Rand Paul, ein möglicher republikanischer Präsidentschaftskandidat für 2016, erkannte das Potential: Mit Bundy als Symbol für amerikanische Freiheitsliebe tief im wilden Westen müsste doch zu punkten sein im bunten Milieu der Obama-Hasser. Heute bereut der Senator aus dem US-Staat Kentucky seine voreilige Ranschmeiße.

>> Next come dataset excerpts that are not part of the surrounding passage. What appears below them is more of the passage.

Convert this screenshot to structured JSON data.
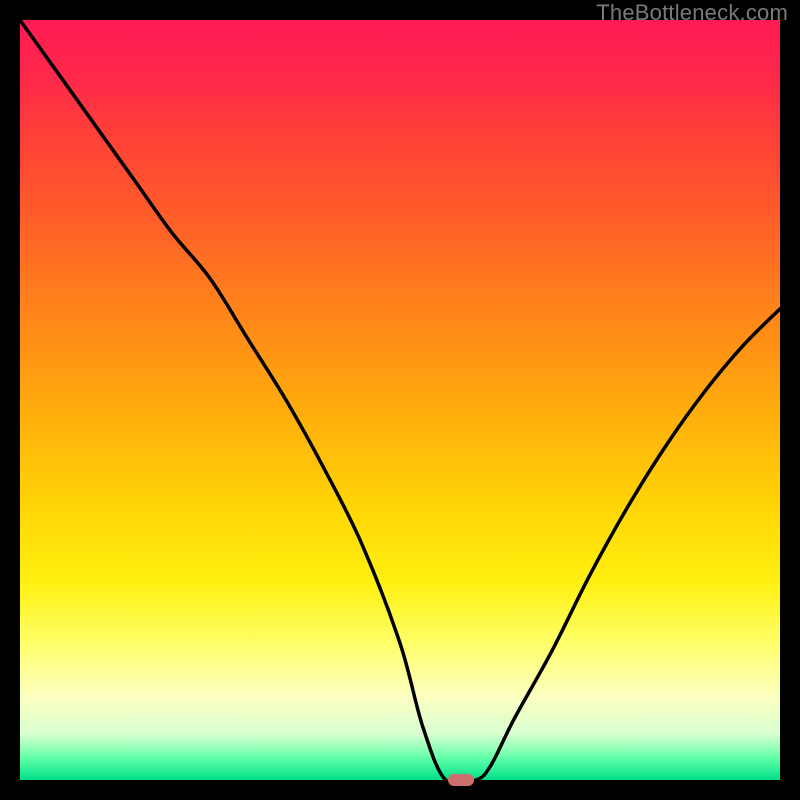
{
  "watermark": "TheBottleneck.com",
  "chart_data": {
    "type": "line",
    "title": "",
    "xlabel": "",
    "ylabel": "",
    "xlim": [
      0,
      100
    ],
    "ylim": [
      0,
      100
    ],
    "x": [
      0,
      5,
      10,
      15,
      20,
      25,
      30,
      35,
      40,
      45,
      50,
      53,
      56,
      60,
      62,
      65,
      70,
      75,
      80,
      85,
      90,
      95,
      100
    ],
    "values": [
      100,
      93,
      86,
      79,
      72,
      66,
      58,
      50,
      41,
      31,
      18,
      7,
      0,
      0,
      2,
      8,
      17,
      27,
      36,
      44,
      51,
      57,
      62
    ],
    "marker": {
      "x": 58,
      "y": 0
    }
  },
  "colors": {
    "curve": "#000000",
    "marker": "#ce6d6d",
    "frame": "#000000"
  }
}
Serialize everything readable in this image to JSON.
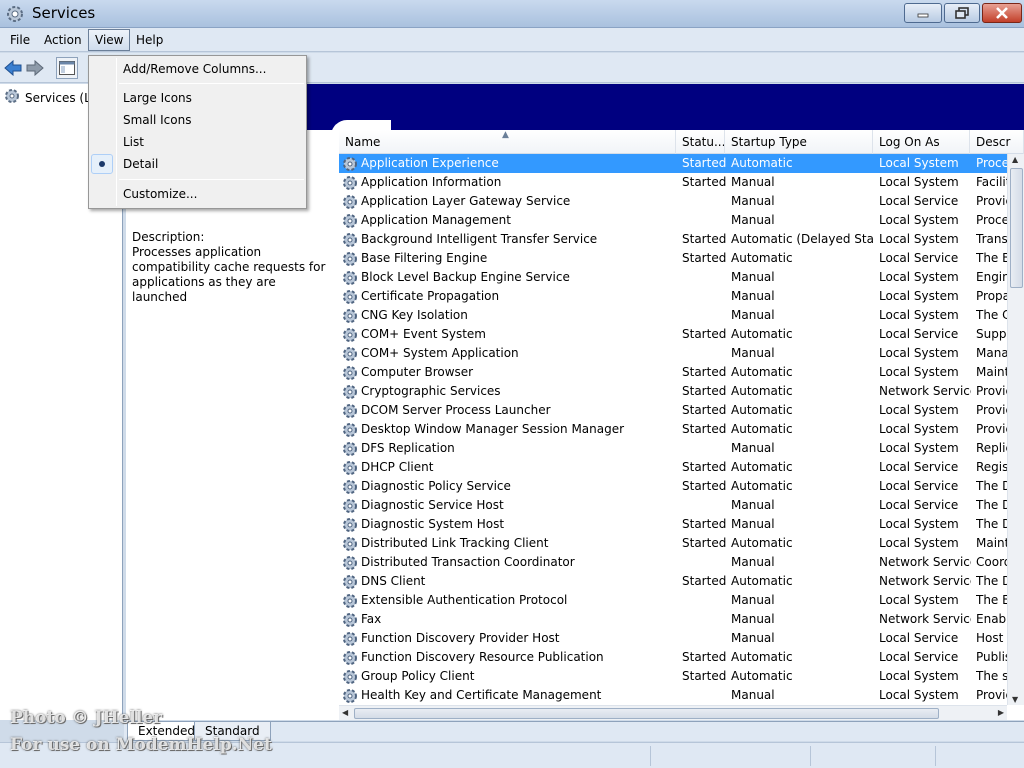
{
  "window": {
    "title": "Services"
  },
  "menubar": {
    "items": [
      "File",
      "Action",
      "View",
      "Help"
    ]
  },
  "tree": {
    "root_label": "Services (Lo"
  },
  "description": {
    "heading": "Description:",
    "text": "Processes application compatibility cache requests for applications as they are launched"
  },
  "view_menu": {
    "add_remove_columns": "Add/Remove Columns...",
    "large_icons": "Large Icons",
    "small_icons": "Small Icons",
    "list": "List",
    "detail": "Detail",
    "customize": "Customize...",
    "checked_item": "Detail"
  },
  "list": {
    "columns": [
      "Name",
      "Statu...",
      "Startup Type",
      "Log On As",
      "Descr"
    ],
    "sorted_column": "Name",
    "selected_row": "Application Experience",
    "rows": [
      {
        "name": "Application Experience",
        "status": "Started",
        "startup": "Automatic",
        "logon": "Local System",
        "desc": "Proce"
      },
      {
        "name": "Application Information",
        "status": "Started",
        "startup": "Manual",
        "logon": "Local System",
        "desc": "Facilit"
      },
      {
        "name": "Application Layer Gateway Service",
        "status": "",
        "startup": "Manual",
        "logon": "Local Service",
        "desc": "Provic"
      },
      {
        "name": "Application Management",
        "status": "",
        "startup": "Manual",
        "logon": "Local System",
        "desc": "Proce"
      },
      {
        "name": "Background Intelligent Transfer Service",
        "status": "Started",
        "startup": "Automatic (Delayed Start)",
        "logon": "Local System",
        "desc": "Trans"
      },
      {
        "name": "Base Filtering Engine",
        "status": "Started",
        "startup": "Automatic",
        "logon": "Local Service",
        "desc": "The B"
      },
      {
        "name": "Block Level Backup Engine Service",
        "status": "",
        "startup": "Manual",
        "logon": "Local System",
        "desc": "Engin"
      },
      {
        "name": "Certificate Propagation",
        "status": "",
        "startup": "Manual",
        "logon": "Local System",
        "desc": "Propa"
      },
      {
        "name": "CNG Key Isolation",
        "status": "",
        "startup": "Manual",
        "logon": "Local System",
        "desc": "The C"
      },
      {
        "name": "COM+ Event System",
        "status": "Started",
        "startup": "Automatic",
        "logon": "Local Service",
        "desc": "Suppo"
      },
      {
        "name": "COM+ System Application",
        "status": "",
        "startup": "Manual",
        "logon": "Local System",
        "desc": "Mana"
      },
      {
        "name": "Computer Browser",
        "status": "Started",
        "startup": "Automatic",
        "logon": "Local System",
        "desc": "Maint"
      },
      {
        "name": "Cryptographic Services",
        "status": "Started",
        "startup": "Automatic",
        "logon": "Network Service",
        "desc": "Provic"
      },
      {
        "name": "DCOM Server Process Launcher",
        "status": "Started",
        "startup": "Automatic",
        "logon": "Local System",
        "desc": "Provic"
      },
      {
        "name": "Desktop Window Manager Session Manager",
        "status": "Started",
        "startup": "Automatic",
        "logon": "Local System",
        "desc": "Provic"
      },
      {
        "name": "DFS Replication",
        "status": "",
        "startup": "Manual",
        "logon": "Local System",
        "desc": "Replic"
      },
      {
        "name": "DHCP Client",
        "status": "Started",
        "startup": "Automatic",
        "logon": "Local Service",
        "desc": "Regist"
      },
      {
        "name": "Diagnostic Policy Service",
        "status": "Started",
        "startup": "Automatic",
        "logon": "Local Service",
        "desc": "The D"
      },
      {
        "name": "Diagnostic Service Host",
        "status": "",
        "startup": "Manual",
        "logon": "Local Service",
        "desc": "The D"
      },
      {
        "name": "Diagnostic System Host",
        "status": "Started",
        "startup": "Manual",
        "logon": "Local System",
        "desc": "The D"
      },
      {
        "name": "Distributed Link Tracking Client",
        "status": "Started",
        "startup": "Automatic",
        "logon": "Local System",
        "desc": "Maint"
      },
      {
        "name": "Distributed Transaction Coordinator",
        "status": "",
        "startup": "Manual",
        "logon": "Network Service",
        "desc": "Coord"
      },
      {
        "name": "DNS Client",
        "status": "Started",
        "startup": "Automatic",
        "logon": "Network Service",
        "desc": "The D"
      },
      {
        "name": "Extensible Authentication Protocol",
        "status": "",
        "startup": "Manual",
        "logon": "Local System",
        "desc": "The E"
      },
      {
        "name": "Fax",
        "status": "",
        "startup": "Manual",
        "logon": "Network Service",
        "desc": "Enabl"
      },
      {
        "name": "Function Discovery Provider Host",
        "status": "",
        "startup": "Manual",
        "logon": "Local Service",
        "desc": "Host"
      },
      {
        "name": "Function Discovery Resource Publication",
        "status": "Started",
        "startup": "Automatic",
        "logon": "Local Service",
        "desc": "Publis"
      },
      {
        "name": "Group Policy Client",
        "status": "Started",
        "startup": "Automatic",
        "logon": "Local System",
        "desc": "The s"
      },
      {
        "name": "Health Key and Certificate Management",
        "status": "",
        "startup": "Manual",
        "logon": "Local System",
        "desc": "Provic"
      }
    ]
  },
  "tabs": [
    "Extended",
    "Standard"
  ],
  "watermark": {
    "line1": "Photo © JHeller",
    "line2": "For use on ModemHelp.Net"
  },
  "colors": {
    "banner": "#000080",
    "selection": "#3399ff"
  }
}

Der Gefeierte entpuppte sich als Rassist reinsten Wassers
Bei einer Rede unter freiem Himmel entpuppte sich Bundy in dieser Woche als Rassist reinsten Wassers. Afroamerikaner bezeichnete er abfällig als „Negros“. „Die treiben ihre Kinder ab, werfen ihre jungen Männer ins Gefängnis, da sie nie gelernt haben, wie man Baumwolle pflückt“, zitieren Zeitungen seine Ausfälle: Vielen Schwarzen in Amerika würde es heute wohl besser gehen, wenn die Sklaverei noch Bestand hätte.
Rand Paul und der Sender Fox ließen ihn fallen. Und die Bundesbehörde will Cliven Bundy nun auf „administrativer und juristischer Ebene“ zur Vernunft bringen. Die Kuh in Bunkerville, sie ist noch lange nicht vom Eis.